Sometimes, pins just won’t do.
You might be using something where the pins would leave holes. Like leather, pvc, or paper.
You might not want the distortion you get when you lift everything up to get the pin through.
You might not want the bother of putting the pins into the pattern just to take them all out again a few minutes later.
Then the answer is to use pattern weights. Chunky pebbles do the trick, if you can find ones flat enough. Tins hold the pattern down, but sometimes cutting round them is difficult. The height gets in the way. A set of weights from kitchen scales can be useful, but of course their sizes vary, so you might find that you have used the crucial one already.
So the answer is a set of proper pattern weights, with flat bottoms, in a sensible size for the job. For a while, I have been getting round to making myself some fabric weights. I have seen lots of pictures on line. Equilateral triangles, cut from pretty scraps, stuffed with rice will do the job. A 2″ base triangle seemed like a sensible size.
Eventually I got round to making a trial one. The size seems about right, and the tetrahedron shape means it is easy to pick up. But it seems a bit on the light side.

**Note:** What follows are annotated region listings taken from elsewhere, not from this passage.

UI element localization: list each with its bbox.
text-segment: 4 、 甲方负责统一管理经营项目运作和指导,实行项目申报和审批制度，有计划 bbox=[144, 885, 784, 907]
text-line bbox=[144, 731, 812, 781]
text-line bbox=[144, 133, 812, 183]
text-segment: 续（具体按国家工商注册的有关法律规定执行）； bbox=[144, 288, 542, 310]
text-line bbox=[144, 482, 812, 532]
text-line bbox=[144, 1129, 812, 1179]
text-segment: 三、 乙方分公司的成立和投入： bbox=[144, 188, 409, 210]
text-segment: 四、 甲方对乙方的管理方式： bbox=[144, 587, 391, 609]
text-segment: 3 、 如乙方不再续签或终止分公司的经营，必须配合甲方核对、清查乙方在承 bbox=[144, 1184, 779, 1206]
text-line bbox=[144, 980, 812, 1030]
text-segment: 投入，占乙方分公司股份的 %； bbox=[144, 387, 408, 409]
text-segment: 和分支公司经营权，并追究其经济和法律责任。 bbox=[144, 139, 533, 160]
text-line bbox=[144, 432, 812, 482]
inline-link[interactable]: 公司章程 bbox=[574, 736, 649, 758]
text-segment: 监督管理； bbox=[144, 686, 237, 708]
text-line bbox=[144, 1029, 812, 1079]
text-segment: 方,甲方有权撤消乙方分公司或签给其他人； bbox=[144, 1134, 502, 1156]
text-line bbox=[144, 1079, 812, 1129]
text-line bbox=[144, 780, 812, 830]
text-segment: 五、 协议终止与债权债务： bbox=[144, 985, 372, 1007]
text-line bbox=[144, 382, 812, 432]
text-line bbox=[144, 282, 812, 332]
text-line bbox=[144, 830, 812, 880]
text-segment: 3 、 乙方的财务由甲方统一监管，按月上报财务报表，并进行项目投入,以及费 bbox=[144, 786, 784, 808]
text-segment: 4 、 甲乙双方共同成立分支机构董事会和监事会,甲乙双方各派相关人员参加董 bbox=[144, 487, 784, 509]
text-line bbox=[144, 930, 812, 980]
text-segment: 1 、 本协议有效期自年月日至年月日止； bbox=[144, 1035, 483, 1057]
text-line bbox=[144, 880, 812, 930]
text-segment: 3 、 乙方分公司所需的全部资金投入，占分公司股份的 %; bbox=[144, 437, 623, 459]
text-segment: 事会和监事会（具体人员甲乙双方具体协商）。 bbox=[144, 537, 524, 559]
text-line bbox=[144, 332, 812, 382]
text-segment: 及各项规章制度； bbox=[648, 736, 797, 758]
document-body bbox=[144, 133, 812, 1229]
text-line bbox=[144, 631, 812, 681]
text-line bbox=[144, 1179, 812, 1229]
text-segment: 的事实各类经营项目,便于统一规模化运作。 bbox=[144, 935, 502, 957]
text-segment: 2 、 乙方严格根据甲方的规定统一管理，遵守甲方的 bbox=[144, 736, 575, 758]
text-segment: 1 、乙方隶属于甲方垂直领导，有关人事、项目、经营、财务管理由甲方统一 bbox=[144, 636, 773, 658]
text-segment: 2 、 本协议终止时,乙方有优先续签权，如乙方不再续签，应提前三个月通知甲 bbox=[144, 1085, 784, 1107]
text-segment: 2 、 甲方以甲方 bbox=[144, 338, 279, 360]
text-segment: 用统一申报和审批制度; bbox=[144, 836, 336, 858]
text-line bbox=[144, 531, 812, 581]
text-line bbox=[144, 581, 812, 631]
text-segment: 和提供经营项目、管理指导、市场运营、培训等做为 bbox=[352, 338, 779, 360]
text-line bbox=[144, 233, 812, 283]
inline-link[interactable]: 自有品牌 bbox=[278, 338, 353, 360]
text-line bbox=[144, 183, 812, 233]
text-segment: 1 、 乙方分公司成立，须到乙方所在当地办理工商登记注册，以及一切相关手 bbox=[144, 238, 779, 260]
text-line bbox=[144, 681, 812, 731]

But now I’ve found some really pretty ones on Etsy. The only difficulty is deciding which diameter to get. I suspect this would still be a difficult decision if you were standing in a real shop and could see and feel them. This is the sort of knowledge that comes with experience. I went for the middle sized ones, partly because the middle size is often the most flexible. But also because a set of 6 gives you a decent number, with no duplicated pictures.
And how to do they compare weight wise? The bought ones weigh 47g. The home made one weighs 24g. Well that will be why mine feels light then. My guess is that I need to use 2.5″ triangles to get a comparable weight. Having tried these weights out, I’m not bothering to make any more. Cutting out my new dress was much quicker than using pins, and the weights stayed put nicely.